The work is important because it provides a more nuanced—and undoubtedly more accurate—view of the dynamic between corporate-level tax planning and shareholder-level tax consequences. It also highlights a significant agency concern that challenges the assumption that corporate managers act in the shareholder’s best interest when engaging in corporate tax planning.
One intriguing aspect of the work is the role of “gross ups” that compensate corporate managers for their own individual tax consequences from STCTs. Marian argues that these provisions can align the interests of corporate managers and the tax-exempt shareholders, to their mutual benefit but to the detriment of the other taxable shareholders. The work gives the examples of the Medtronic-Covidien inversion, which included a gross-up to cover the managers’ excise taxes under § 4985 of the Code, and the Johnson Controls-Tyco inversion, which was structured to avoid the tax altogether, at the cost of diluting shareholders’ equity interests. It would be interesting, however, to know if there are any cases where a corporation grossed-up managers for all of their individual-level tax consequences, including in their role as shareholders. If not, the existence of a gross-up may help to insulate the managers from some (but not all) of their personal tax consequences arising from STCTs, but still may not perfectly align the interests of the managers and the tax-exempt shareholders.

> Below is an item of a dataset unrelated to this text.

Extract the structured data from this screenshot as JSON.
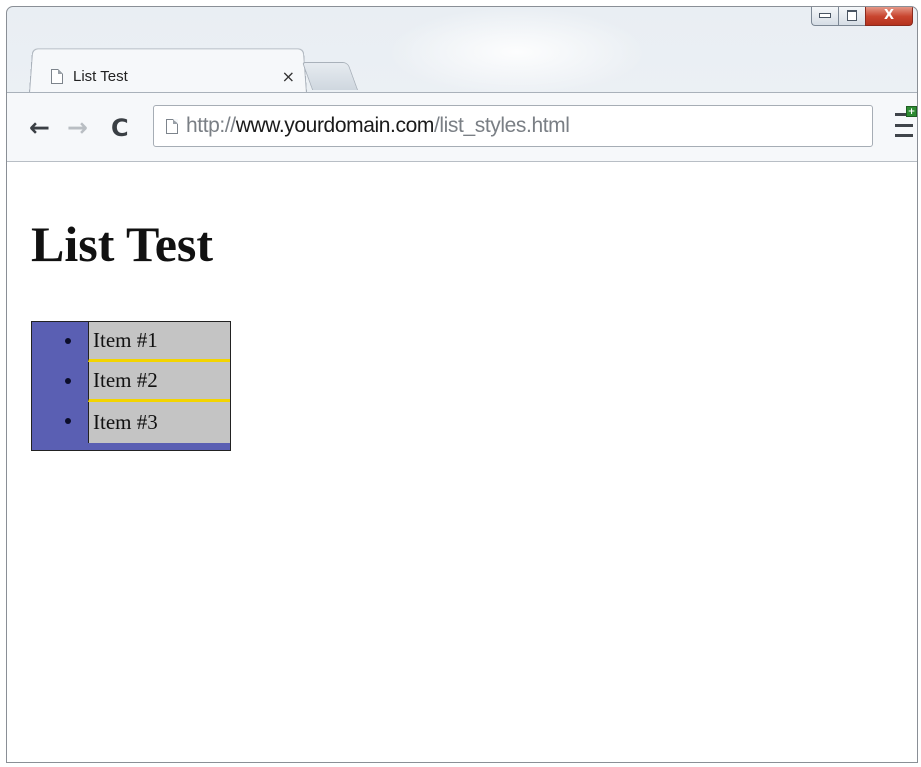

The work is generally skeptical that we should look for solutions in the tax law. For example, Marian writes that it would be “extreme” to adopt a mark-to-market system “system just to solve the governance issues of STCTs.” Commentators have argued, of course, that there are other strong policy reasons for adopting a mark-to-market system, in order to improve the fairness and efficiency of the tax system. In this case, resolving the agency problems that Marian identifies could be viewed as an additional justification for a tax reform that may be desirable on other grounds.
Marian argues, in contrast, that corporate law provides a more promising avenue for possible solutions. It may be, however, that corporate law is already at least partially equipped to handle these problems. As Marian notes, the Medtronic shareholders who were hit with large capital gains taxes in the inversion filed a class-action lawsuit claiming a breach of fiduciary duty. In this respect, Marian’s analysis and arguments should bolster the shareholder’s claim, and their ability to seek remedy under current law.